See http://chowhound.chow.com/topics/698606 - obligatory chowhound reading
Got to try a couple of places with greedygirl and I was stunned at how good it was -- even after some high expectations from reading the above thread.
One might dismiss the thickly sliced cured meats on the antipasti plate; afterall, most nice places slice them thinly and elegantly. But the thick cut prosciutto was meaty and sweet, ruby rather than rose, and delivered a serious amount of flavour. Great mortadella, ripping wonderfully on the teeth. Dense waxy salame, again the meaty flavour amplified by the thick cut. The underlying stuff was great, and perhaps how he cut it didn't matter as much. I think I might have had one or two things better at Viva Verdi, but it's quite a toss-up; it certainly found the cured meats at Bellantoni more flavoursome than the equivalent at Murano.
But the star was probably the mozzarella, with wobbly delicate strings of curd on the surface, and less than a centimeter beneath, a soft milky core. I don't think I've had better in fancy Italian places in Mayfair.
Other bites of cheeses that were also good - a chalky pecorino, some simple chilli pepper-laced cheese (probably my least favourite), and something nutty and hard (wasn't exactly sure if it was parmiggiano - memory not great, but hoping greedygirl will chime in).
Nice intense sun dried tomatoes. Nutty leaves of rocket. And bright summery blackberries that made a lovely fruity counterpoint to the cheese and cured meats. A great olive oil with a very clean and balanced acidity.
The baked macaroni was outstanding, good bite to the pasta, a perfect sunny tomato sauce that just coats the pasta and binds it with the cheese, and insinuating between all that, the evocative vegetal sweet of cabbage and a thin bitter vein behind it. Rare to see cabbage making that kind of statement, but it was truly eloquent.
A cool, pleasant crayfish salad, lightly glossed with oil, flavoured with complex layers of herbs that were fresh light but sustained -- tarragon and dill seemed most obvious, but also the occasional pink peppercorn and probably other things
The monkfish cheeks had a texture somewhere between string mozzarella and tender chicken breast -- immense numbers of moist minute fibres, microscopic squishing with the faintest possible sponginess. Again more fresh herbs that add the flavours of turf to surf, and beneath that a bounty of delightful peas that gentle pop and broad beans with more substantial resistance. Just a gentle but extremely savoury borth of some sort that serves as a sauce. (If only the broth in Murano's halibut dish was as balanced as this.)

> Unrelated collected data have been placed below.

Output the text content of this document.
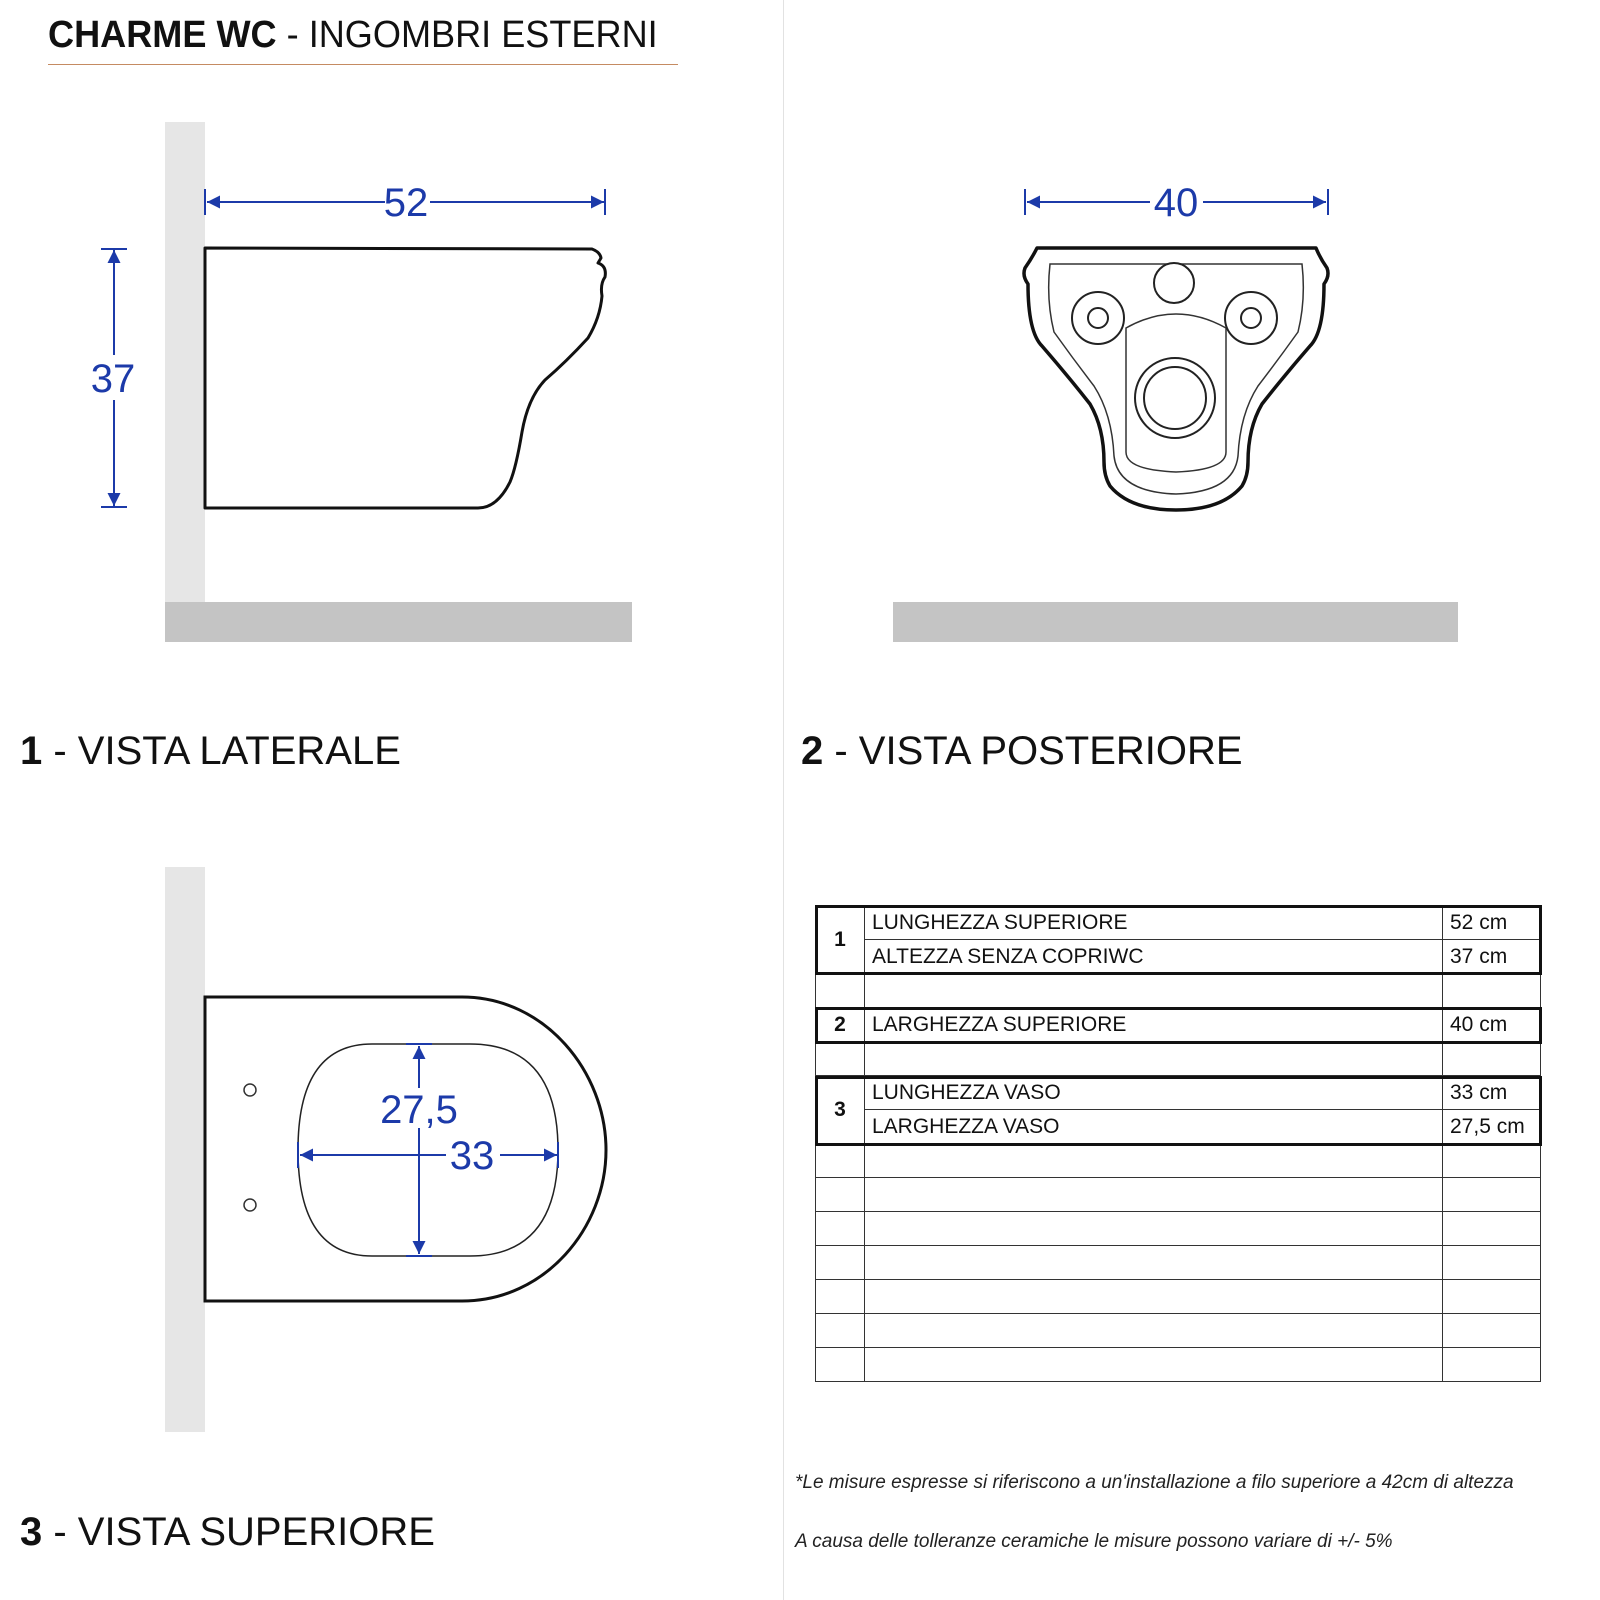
CHARME WC - INGOMBRI ESTERNI
52
37
40
27,5
33
1 - VISTA LATERALE	2 - VISTA POSTERIORE
3 - VISTA SUPERIORE
1	LUNGHEZZA SUPERIORE	52 cm
	ALTEZZA SENZA COPRIWC	37 cm

2	LARGHEZZA SUPERIORE	40 cm

3	LUNGHEZZA VASO	33 cm
	LARGHEZZA VASO	27,5 cm

*Le misure espresse si riferiscono a un'installazione a filo superiore a 42cm di altezza
A causa delle tolleranze ceramiche le misure possono variare di +/- 5%
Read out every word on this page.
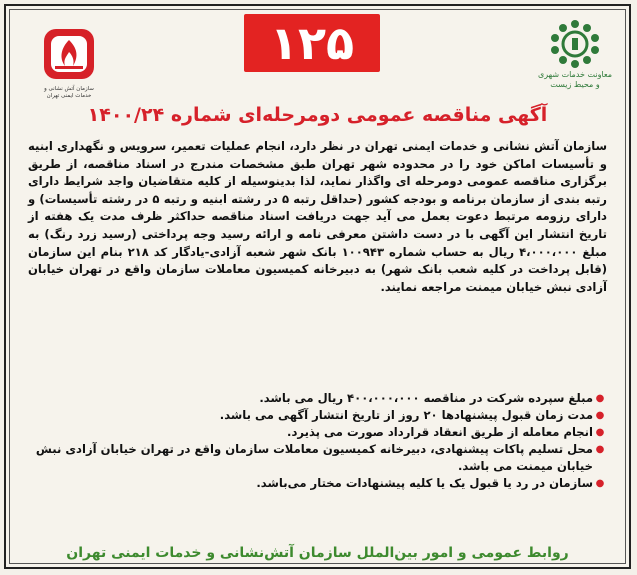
سازمان آتش نشانی و خدمات ایمنی تهران
۱۲۵
معاونت خدمات شهری و محیط زیست
آگهی مناقصه عمومی دومرحله‌ای شماره ۱۴۰۰/۲۴
سازمان آتش نشانی و خدمات ایمنی تهران در نظر دارد، انجام عملیات تعمیر، سرویس و نگهداری ابنیه و تأسیسات اماکن خود را در محدوده شهر تهران طبق مشخصات مندرج در اسناد مناقصه، از طریق برگزاری مناقصه عمومی دومرحله ای واگذار نماید، لذا بدینوسیله از کلیه متقاضیان واجد شرایط دارای رتبه بندی از سازمان برنامه و بودجه کشور (حداقل رتبه ۵ در رشته ابنیه و رتبه ۵ در رشته تأسیسات) و دارای رزومه مرتبط دعوت بعمل می آید جهت دریافت اسناد مناقصه حداکثر ظرف مدت یک هفته از تاریخ انتشار این آگهی با در دست داشتن معرفی نامه و ارائه رسید وجه پرداختی (رسید زرد رنگ) به مبلغ ۴،۰۰۰،۰۰۰ ریال به حساب شماره ۱۰۰۹۴۳ بانک شهر شعبه آزادی-یادگار کد ۲۱۸ بنام این سازمان (قابل پرداخت در کلیه شعب بانک شهر) به دبیرخانه کمیسیون معاملات سازمان واقع در تهران خیابان آزادی نبش خیابان میمنت مراجعه نمایند.
●
مبلغ سپرده شرکت در مناقصه ۴۰۰،۰۰۰،۰۰۰ ریال می باشد.
●
مدت زمان قبول پیشنهادها ۲۰ روز از تاریخ انتشار آگهی می باشد.
●
انجام معامله از طریق انعقاد قرارداد صورت می پذیرد.
●
محل تسلیم پاکات پیشنهادی، دبیرخانه کمیسیون معاملات سازمان واقع در تهران خیابان آزادی نبش خیابان میمنت می باشد.
●
سازمان در رد یا قبول یک یا کلیه پیشنهادات مختار می‌باشد.
روابط عمومی و امور بین‌الملل سازمان آتش‌نشانی و خدمات ایمنی تهران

Dessert was a dense, sticky and chewy slab of very good chocolate, a concentrated ganache. Paired perfectly with soft cooked cherries. We longed for a dab of cream, but it was already very substantial.
Excellent use of flavoursome seasonal ingredients, well edited minimalist cooking. People that love the iconic Chez Panisse will love this.
In both places, remarkable prices, a fraction of one would pay at lesser places in neighbourhoods with more expensive real estate. Probably about half of what one would pay at a passable gastropub anywhere. ~£30 for all of the above, more than enough to feed 2 people for dinner.
Brixton Village is a serious food destination, and the fact that it's extremely inexpensive is incidental. It may not stay that way for long; anyone who's serious about food should be scoping out Brixton Village now.